On another SE site (here ) I found the following puzzle.
Suppose we have, say, a hundred open locks, numbered from 1 to 100. The riddle is the following: you hold a key which opens one of the locks. However, the keys are numbered as well: if you show me the key, and show me that you can use it to open a lock, I will know exactly which key you own.
How can I convince you that I hold a key opening one of the locks, but without revealing to you which key it is? And even more, without revealing anything at all, except that I can open at least one of the locks?
The solution is as follows:
-You create two intertwined "circles of 50 locks". Namely, you attach lock 1 to lock 2, which you also attach to lock 3... which you attach to lock 49, which you attach to lock 50, which you attach to lock 1.
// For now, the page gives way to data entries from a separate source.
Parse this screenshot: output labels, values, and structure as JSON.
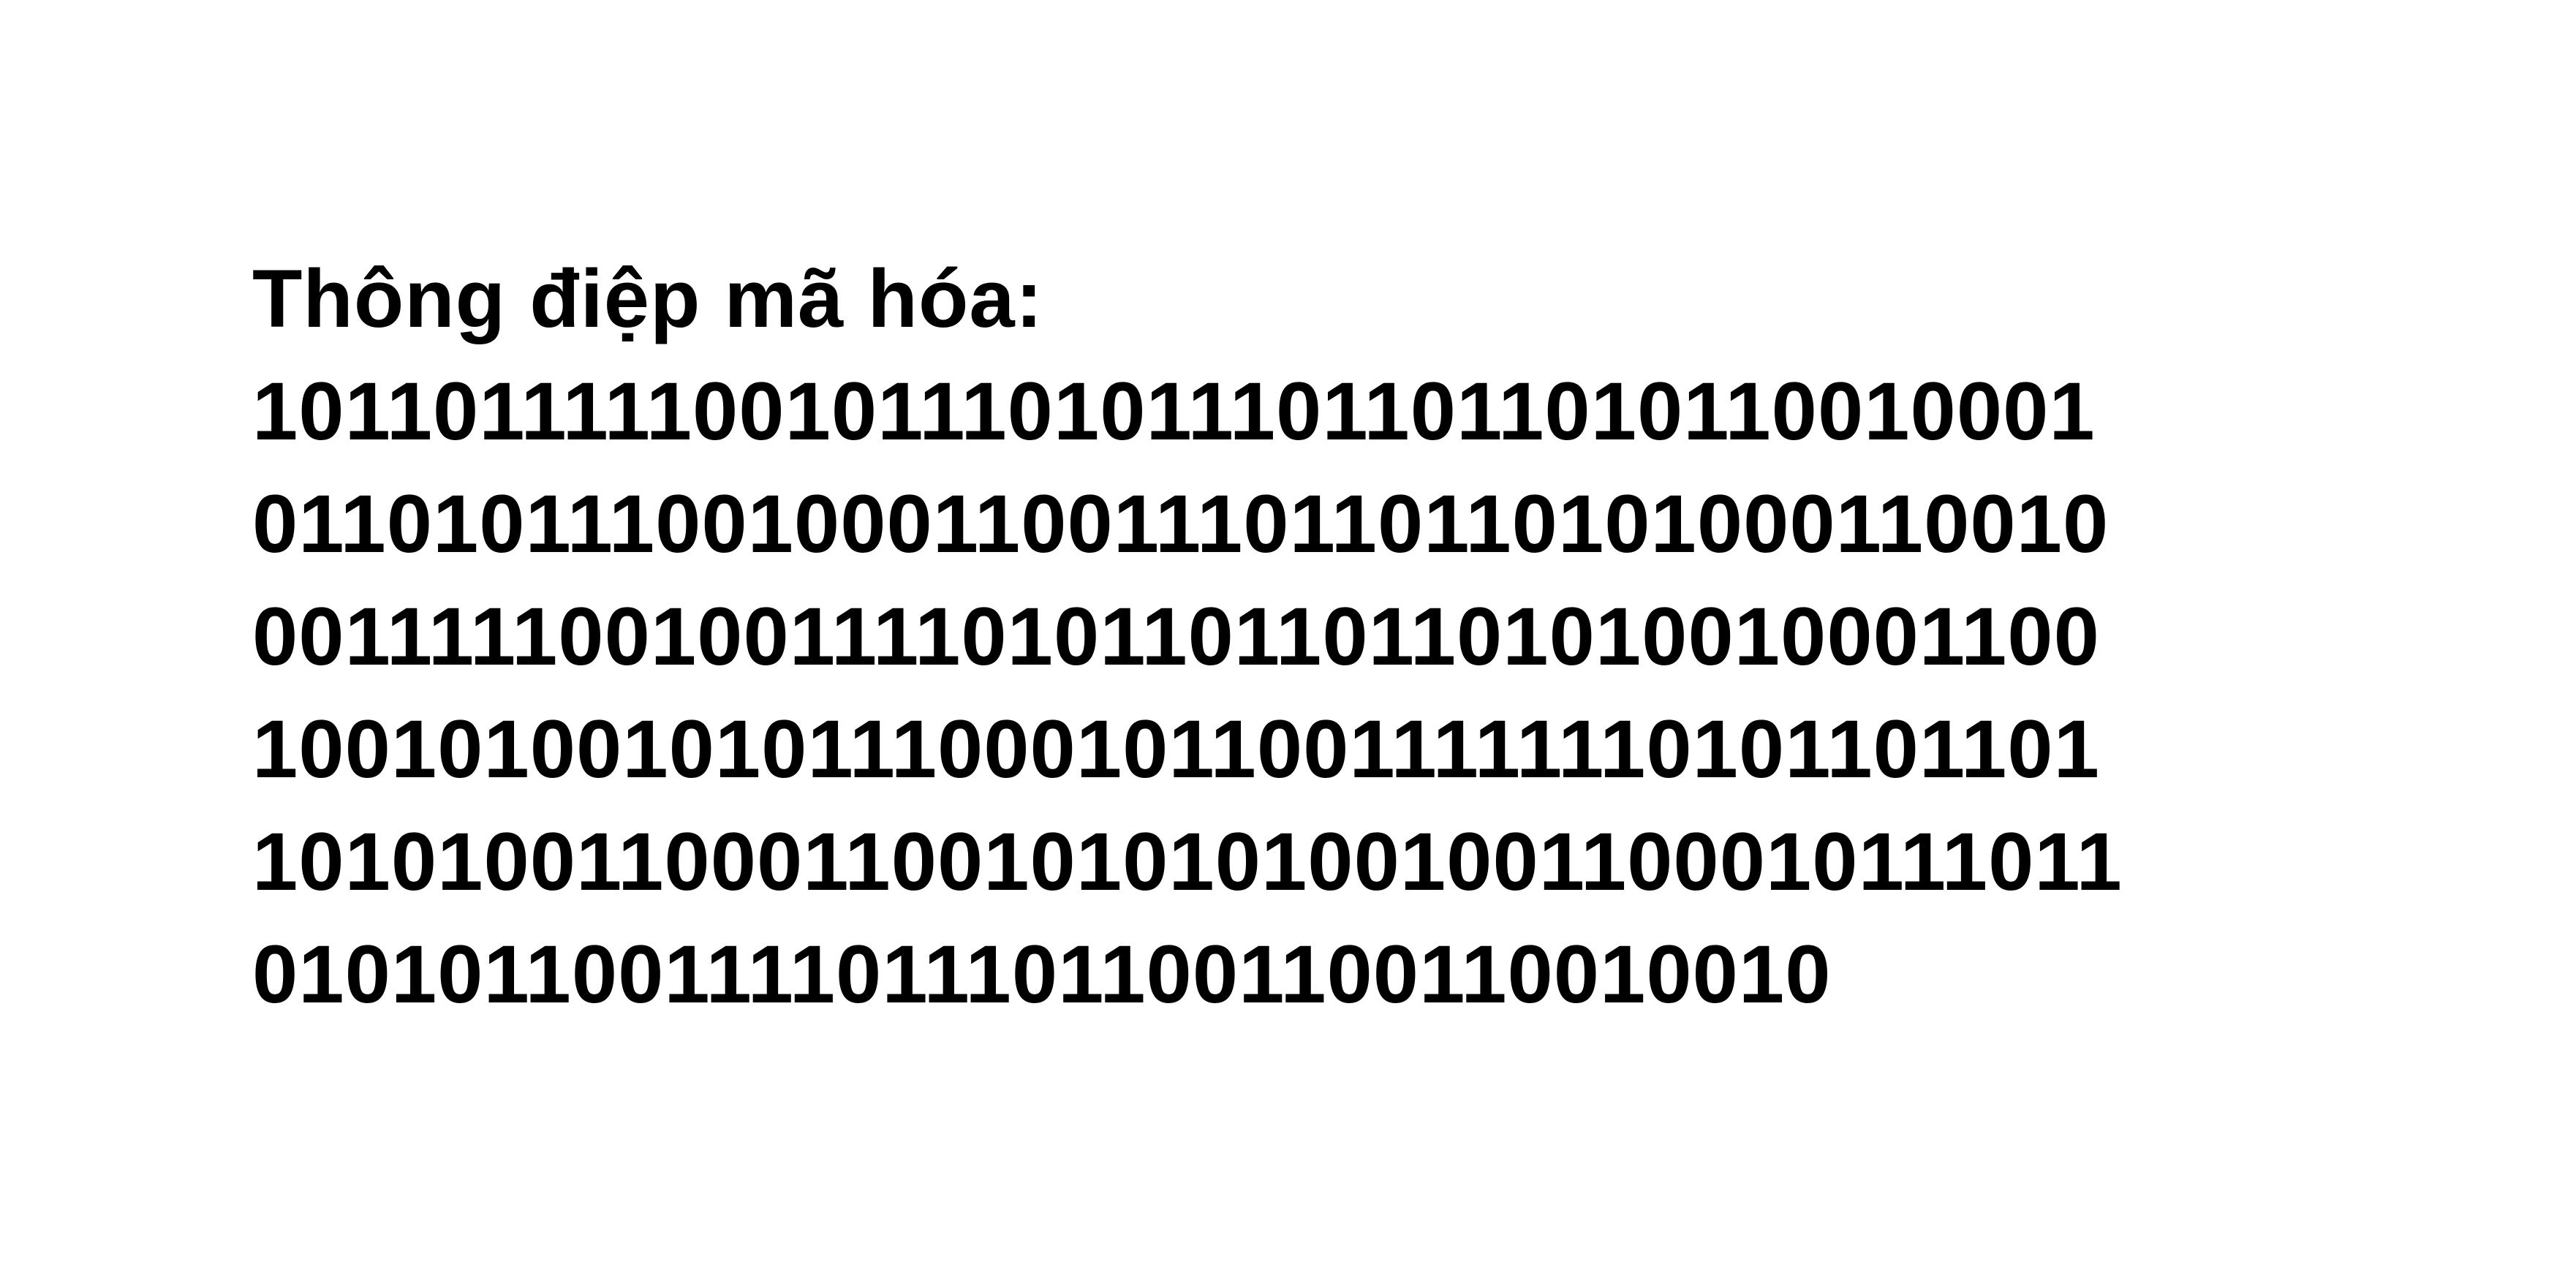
{
  "document": {
    "heading": "Thông điệp mã hóa:",
    "lines": [
      "1011011111001011101011101101101011001000​1",
      "01101011100100011001110110110101000110010",
      "00111110010011110101101101101010010001100",
      "10010100101011100010110011111110101101101",
      "10101001100011001010101001001100010111011",
      "0101011001111011101100110011001001​0"
    ]
  }
}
This gives you a circle of 50 locks in a chain. You do exactly the
same thing with the locks 51 to 100, except that the circle goes
through the first circle of locks.-You hand me the intertwined circle of locks, and leave me for some time. To convince you, I must hand you back the two circles of locks, but separated.
I thought this would be a good puzzle to get my kids (10 and 12) thinking, and entertaining at the same time. I was absolutely sure there was no way they would get any close answer, but thought if I give them a ridiculously high incentive (an HTC Vive as a reward), then they'd stick at thinking about it and motivate them throughout the days to explore new avenues of thought.
There are actually two solutions I know of. One in the puzzle quote above, the other being the use of knots. (eg: Make a prezel style knot out of a chain of padlocks and then hand the observer the unknotted chain).
What my 2 sons came up with was the following (after about 2 days of hard thinking):
Invite all the other key holders. Lock all the locks and show them to the verifier. Then unlock all 100 locks.
Here is my dilemma. Do they get the HTC Vive or not? There are some objections to the above answer: 1) You don't necessarily have the contacts to the other key holders 2) One key holder may have two keys and you may have none.